The next evening I looked at a video my tablet made for me of the pictures I took from the past year. As I watched a whole flood of sad emotions came in as I realized just what we had really gone through. In 2015 we experienced:

  1. Continued infertility.
  2. Stress over uncertainty at work.
  3. Applying for new jobs.
  4. Selling a house that did not go remotely as well as I had hoped.
  5. Moving from one coast to another.
  6. Saying goodbye to an area, ward, friends, house and grocery store with which we had fallen madly in love.
  7. Being homeless (ok unsettled) for 6 weeks (4 of which I was a single parent).
  8. Buying a new house with multiple things breaking down shortly after we moved into it.
  9. Transitioning to a new ward, friends, house and grocery store and having it be way harder than anticipated (is it getting older that makes it so much harder??)
  10. Miscarriage.
  11. Doing all of this while raising two children deep in the throes of terrible 2 and 3-ness.
I'm not saying that my year was harder than anyone else's year, but for me that is a lot of stress to go through in so short a period of time. I look at that list and think how did I make it through that with my sanity, marriage and testimony in tact. The answer? A very loving Heavenly Father who graced me with many tender mercies along the way (mainly through amazing and heaven-sent loved ones). The healing power of the Atonement that somehow makes hardships easier to bear. A wonderful husband who stepped up and became even more stupendous and loving and tender and thoughtful. 

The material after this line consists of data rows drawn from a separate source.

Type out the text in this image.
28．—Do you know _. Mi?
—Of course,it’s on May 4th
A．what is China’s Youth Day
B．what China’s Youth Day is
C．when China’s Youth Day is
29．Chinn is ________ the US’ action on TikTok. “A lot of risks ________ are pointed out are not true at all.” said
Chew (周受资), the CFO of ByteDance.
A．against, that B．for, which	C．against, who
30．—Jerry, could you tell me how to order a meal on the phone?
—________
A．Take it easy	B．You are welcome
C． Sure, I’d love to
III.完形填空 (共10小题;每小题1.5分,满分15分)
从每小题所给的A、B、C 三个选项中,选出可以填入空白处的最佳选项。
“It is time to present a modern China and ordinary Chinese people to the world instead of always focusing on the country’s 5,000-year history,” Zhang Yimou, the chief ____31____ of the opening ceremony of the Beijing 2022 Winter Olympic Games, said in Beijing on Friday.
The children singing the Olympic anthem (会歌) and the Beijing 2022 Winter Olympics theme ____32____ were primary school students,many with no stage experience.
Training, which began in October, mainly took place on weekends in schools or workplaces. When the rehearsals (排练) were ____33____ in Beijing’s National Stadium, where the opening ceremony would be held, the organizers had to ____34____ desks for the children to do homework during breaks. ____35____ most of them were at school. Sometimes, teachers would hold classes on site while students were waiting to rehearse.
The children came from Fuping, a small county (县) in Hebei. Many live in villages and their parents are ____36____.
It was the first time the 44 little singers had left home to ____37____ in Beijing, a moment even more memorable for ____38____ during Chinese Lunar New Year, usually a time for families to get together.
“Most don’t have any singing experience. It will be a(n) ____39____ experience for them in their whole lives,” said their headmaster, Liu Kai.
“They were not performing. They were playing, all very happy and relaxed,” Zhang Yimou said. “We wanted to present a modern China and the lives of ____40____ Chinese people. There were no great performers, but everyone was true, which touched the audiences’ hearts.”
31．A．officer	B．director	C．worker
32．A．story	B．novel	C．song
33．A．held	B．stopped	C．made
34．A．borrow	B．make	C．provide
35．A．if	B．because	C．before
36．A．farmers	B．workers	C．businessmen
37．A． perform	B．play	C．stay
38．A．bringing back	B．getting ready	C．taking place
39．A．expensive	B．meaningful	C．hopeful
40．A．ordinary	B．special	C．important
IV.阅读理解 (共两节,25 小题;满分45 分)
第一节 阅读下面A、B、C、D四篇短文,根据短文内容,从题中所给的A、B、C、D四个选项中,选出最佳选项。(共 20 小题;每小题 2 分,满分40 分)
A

And so while I never want to relive this past year ever again, I am grateful to have been able to come out the other side a bit more polished, a bit more sure of Heavenly Father's love for me and a lot more in love with my husband. 

1 comment:

Skip and Emma Booren said...

Just needed to say, "I love you my BEAUTIFUL daughter and appreciate you and your blog so very much. As Mother would say, "Just sayin."